Couple’s Mexican honeymoon ‘ruined’ as country joins red list

Joe Coward has cut their trip from two weeks to two days to avoid the need to pay thousands to quarantine in a hotel on their return to the UK.

Plane in sky
Plane in sky

A young couple have cut short their honeymoon in Mexico from two weeks to two days, as holidaymakers are hit by the UK’s latest travel restrictions.

Travellers from Mexico will have to pay thousands of pounds for a quarantine hotel when arriving in the UK from 4am on Sunday, after the country was moved to the red list.

Joe Coward, 29, discovered the new restrictions after landing in Mexico early on Thursday morning and had to quickly book a return flight to London to avoid the cost.

The student from London told the PA news agency: “Basically we touched down to find that our two-week honeymoon, which had already been rearranged several times, was going to be a two-day visit.

“We’ve arranged a flight for tomorrow and will be spending today getting ready to turn right around and go home.

“We feel extremely angry at the Government’s incompetent handling of international travel rules during this crisis, and incredibly sad and frustrated that the time that should’ve been spent enjoying being newlyweds has been ruined.”

Mr Coward said if the couple do not receive a refund from British Airways for their holiday, based near Cancun, they will be “several thousand pounds out of pocket”.

He said staying is not an option due to the cost of quarantine hotels – which from August 12 will rise to £2,285 for a solo traveller, plus an extra £1,430 for additional adults sharing a room.

Ayo Faley, a call handler for NHS Test and Trace in London, also landed in Cancun on Thursday morning but she plans to stay for her holiday as planned and pay for quarantine.

She is returning on August 11 so will pay the lower rate of £1,750, but said she is “absolutely distraught”.

Ayo Faley
Ayo Faley touched down in Cancun on Thursday and will have to pay almost £2,000 to quarantine on her return to the UK (Ayo Faley/PA)
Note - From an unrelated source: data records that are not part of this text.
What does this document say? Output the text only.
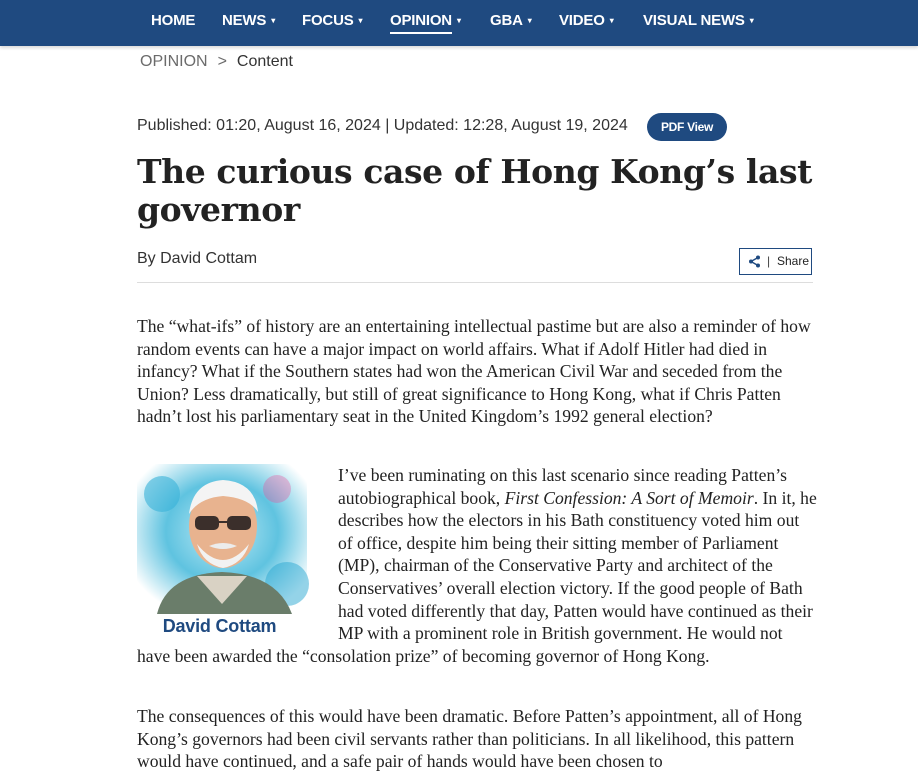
HOME NEWS ▾ FOCUS ▾ OPINION ▾ GBA ▾ VIDEO ▾ VISUAL NEWS ▾
OPINION > Content
Published: 01:20, August 16, 2024 | Updated: 12:28, August 19, 2024	PDF View
The curious case of Hong Kong’s last governor
By David Cottam	| Share

The “what-ifs” of history are an entertaining intellectual pastime but are also a reminder of how random events can have a major impact on world affairs. What if Adolf Hitler had died in infancy? What if the Southern states had won the American Civil War and seceded from the Union? Less dramatically, but still of great significance to Hong Kong, what if Chris Patten hadn’t lost his parliamentary seat in the United Kingdom’s 1992 general election?

David Cottam
I’ve been ruminating on this last scenario since reading Patten’s autobiographical book, First Confession: A Sort of Memoir. In it, he describes how the electors in his Bath constituency voted him out of office, despite him being their sitting member of Parliament (MP), chairman of the Conservative Party and architect of the Conservatives’ overall election victory. If the good people of Bath had voted differently that day, Patten would have continued as their MP with a prominent role in British government. He would not have been awarded the “consolation prize” of becoming governor of Hong Kong.

The consequences of this would have been dramatic. Before Patten’s appointment, all of Hong Kong’s governors had been civil servants rather than politicians. In all likelihood, this pattern would have continued, and a safe pair of hands would have been chosen to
The 24-year-old told PA: “I only found out (travel restrictions had changed) the minute I was able to connect to wifi at the airport… I went into a state of panic,”

“(I tried) to locate other Brits and see whether they knew and what their next plan of action was… you could see the look of confusion, fear and regret all in their faces.

“I am absolutely distraught… I’ve decided to just stay and enjoy the time here… I’ll just have to face the consequences when I arrive.”

Ms Faley works from home and had planned to do so on her return from Cancun, but said she will not be able to access her equipment in quarantine.

She added: “How are (the Government) planning to help individuals who have found themselves in a situation like this?

“Leaving the UK thinking their country of destination was safe to then land and find out they better return ASAP or risk being stuck in a hotel for 11 days.”

Aaron, who did not wish to share his second name, is relocating his family to Edinburgh in late August and will now have to pay for them all to quarantine on arrival.

The 43-year-old arrived in Mexico in early July to witness the birth of his son, Aviv, and his wife, who is from Sinaloa, had her UK visa approved on July 28.

“(Aviv) was due to be born July by C-section, but they brought the date forward, so I arrived in the airport at 3am and just made it to the hospital before my wife went to surgery,” Aaron told PA.

Aaron, pictured with his son Aviv, is moving his family from Mexico to Edinburgh in August (PA)

Aaron is a self-employed data and audiovisual engineer and said he “can’t quantify” how much quarantining will cost his business.

“I have previously taken out a bounce-back loan to keep my business afloat,” he added.

“I have no idea why I should have to pay to isolate in a hotel when I’ve had both (Astrazeneca) vaccinations in Edinburgh, proof of vaccination, took a test on my way here and will take one on arrival in Scotland.”

Transport Secretary Grant Shapps claimed on Thursday the traffic light system allows holidaymakers to travel abroad without “looking over their shoulders” in fear of being caught out by changing rules.